Cabbage is the most popular kind, but kimchi can be made with every possible vegetable, in lots of interesting and tasty ways! I personally prefer kkakdugi because it’s so crunchy and has a slight natural sweetness from the radish itself. PLUS, it’s a little less messy and simpler to prepare than cabbage.
1 medium white radish
3 tbsp gochugaru, Korean chili powder (more or less depending on how spicy you like it)
1 half thumb sized piece of fresh ginger
3 garlic cloves
1/2 small yellow onion
1/8 cup fish sauce
2 tbsp coarse sea salt
1/2 cup water
1 tbsp glutenous rice flour
1 tsp sugar
Clean, trim, stem, and peel radish. Cut into 2 cm cubes. Put cut radish in a colander inside a large bowl big enough for the colander to sit on, and toss with 1 tablespoon of coarse sea salt. Let radish brine for 15 minutes, then discard liquid from radish (or reserve for stock or other usage if preferred).
Mix porridge ingredients until well combined, then microwave at 600W for 45 seconds, twice. Whisk at each interval. When done, a thick paste/roux should have formed.
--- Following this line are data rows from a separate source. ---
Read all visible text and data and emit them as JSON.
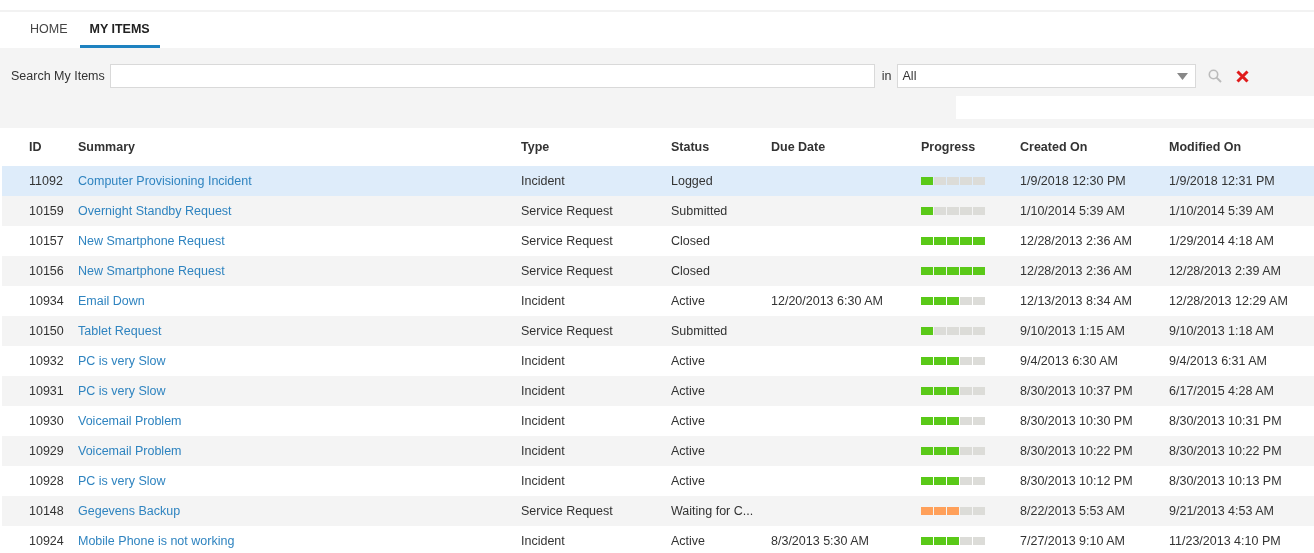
{
  "tabs": [
    {
      "label": "HOME",
      "selected": false
    },
    {
      "label": "MY ITEMS",
      "selected": true
    }
  ],
  "search": {
    "label": "Search My Items",
    "in_label": "in",
    "scope": "All"
  },
  "table": {
    "columns": [
      "ID",
      "Summary",
      "Type",
      "Status",
      "Due Date",
      "Progress",
      "Created On",
      "Modified On"
    ],
    "rows": [
      {
        "id": "11092",
        "summary": "Computer Provisioning Incident",
        "type": "Incident",
        "status": "Logged",
        "progress": {
          "level": 0.2,
          "color": "#5ac918"
        },
        "created": "1/9/2018 12:30 PM",
        "modified": "1/9/2018 12:31 PM",
        "selected": true
      },
      {
        "id": "10159",
        "summary": "Overnight Standby Request",
        "type": "Service Request",
        "status": "Submitted",
        "progress": {
          "level": 0.2,
          "color": "#5ac918"
        },
        "created": "1/10/2014 5:39 AM",
        "modified": "1/10/2014 5:39 AM",
        "selected": false
      },
      {
        "id": "10157",
        "summary": "New Smartphone Request",
        "type": "Service Request",
        "status": "Closed",
        "progress": {
          "level": 1,
          "color": "#5ac918"
        },
        "created": "12/28/2013 2:36 AM",
        "modified": "1/29/2014 4:18 AM",
        "selected": false
      },
      {
        "id": "10156",
        "summary": "New Smartphone Request",
        "type": "Service Request",
        "status": "Closed",
        "progress": {
          "level": 1,
          "color": "#5ac918"
        },
        "created": "12/28/2013 2:36 AM",
        "modified": "12/28/2013 2:39 AM",
        "selected": false
      },
      {
        "id": "10934",
        "summary": "Email Down",
        "type": "Incident",
        "status": "Active",
        "due": "12/20/2013 6:30 AM",
        "progress": {
          "level": 0.6,
          "color": "#5ac918"
        },
        "created": "12/13/2013 8:34 AM",
        "modified": "12/28/2013 12:29 AM",
        "selected": false
      },
      {
        "id": "10150",
        "summary": "Tablet Request",
        "type": "Service Request",
        "status": "Submitted",
        "progress": {
          "level": 0.2,
          "color": "#5ac918"
        },
        "created": "9/10/2013 1:15 AM",
        "modified": "9/10/2013 1:18 AM",
        "selected": false
      },
      {
        "id": "10932",
        "summary": "PC is very Slow",
        "type": "Incident",
        "status": "Active",
        "progress": {
          "level": 0.6,
          "color": "#5ac918"
        },
        "created": "9/4/2013 6:30 AM",
        "modified": "9/4/2013 6:31 AM",
        "selected": false
      },
      {
        "id": "10931",
        "summary": "PC is very Slow",
        "type": "Incident",
        "status": "Active",
        "progress": {
          "level": 0.6,
          "color": "#5ac918"
        },
        "created": "8/30/2013 10:37 PM",
        "modified": "6/17/2015 4:28 AM",
        "selected": false
      },
      {
        "id": "10930",
        "summary": "Voicemail Problem",
        "type": "Incident",
        "status": "Active",
        "progress": {
          "level": 0.6,
          "color": "#5ac918"
        },
        "created": "8/30/2013 10:30 PM",
        "modified": "8/30/2013 10:31 PM",
        "selected": false
      },
      {
        "id": "10929",
        "summary": "Voicemail Problem",
        "type": "Incident",
        "status": "Active",
        "progress": {
          "level": 0.6,
          "color": "#5ac918"
        },
        "created": "8/30/2013 10:22 PM",
        "modified": "8/30/2013 10:22 PM",
        "selected": false
      },
      {
        "id": "10928",
        "summary": "PC is very Slow",
        "type": "Incident",
        "status": "Active",
        "progress": {
          "level": 0.6,
          "color": "#5ac918"
        },
        "created": "8/30/2013 10:12 PM",
        "modified": "8/30/2013 10:13 PM",
        "selected": false
      },
      {
        "id": "10148",
        "summary": "Gegevens Backup",
        "type": "Service Request",
        "status": "Waiting for C...",
        "progress": {
          "level": 0.6,
          "color": "#ffa05a"
        },
        "created": "8/22/2013 5:53 AM",
        "modified": "9/21/2013 4:53 AM",
        "selected": false
      },
      {
        "id": "10924",
        "summary": "Mobile Phone is not working",
        "type": "Incident",
        "status": "Active",
        "due": "8/3/2013 5:30 AM",
        "progress": {
          "level": 0.6,
          "color": "#5ac918"
        },
        "created": "7/27/2013 9:10 AM",
        "modified": "11/23/2013 4:10 PM",
        "selected": false
      }
    ]
  }
}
For me, it took twice to get the right texture for porridge. Set aside to cool completely.
Pound garlic and ginger and roughly chop onion. Put them into food processor and process until finely chopped. Pour into medium mixing bowl.
Trim scallions and roughly chop. Add chopped scallions, gochugaru, fish sauce, and cooled porridge into mixing bowl.
Remove radish from colander and use kitchen paper to squeeze out as much liquid as you can from the radish.
Using a disposable plastic glove, mix ingredients in bowl, then add brined radish. Toss with your hand until everything is well combined and radish is coated with chili porridge. Transfer radish to a sterilized jar and use your hand to press it down to make sure it is packed and submerged in marinade. You can leave the jar, sealed, at room temperature for 3 days before transferring to the fridge.
This kimchi is best with Korean galbitang, seollengtang, or knife cut noodles. I also love it as is and serve it as an appetizer or condiment.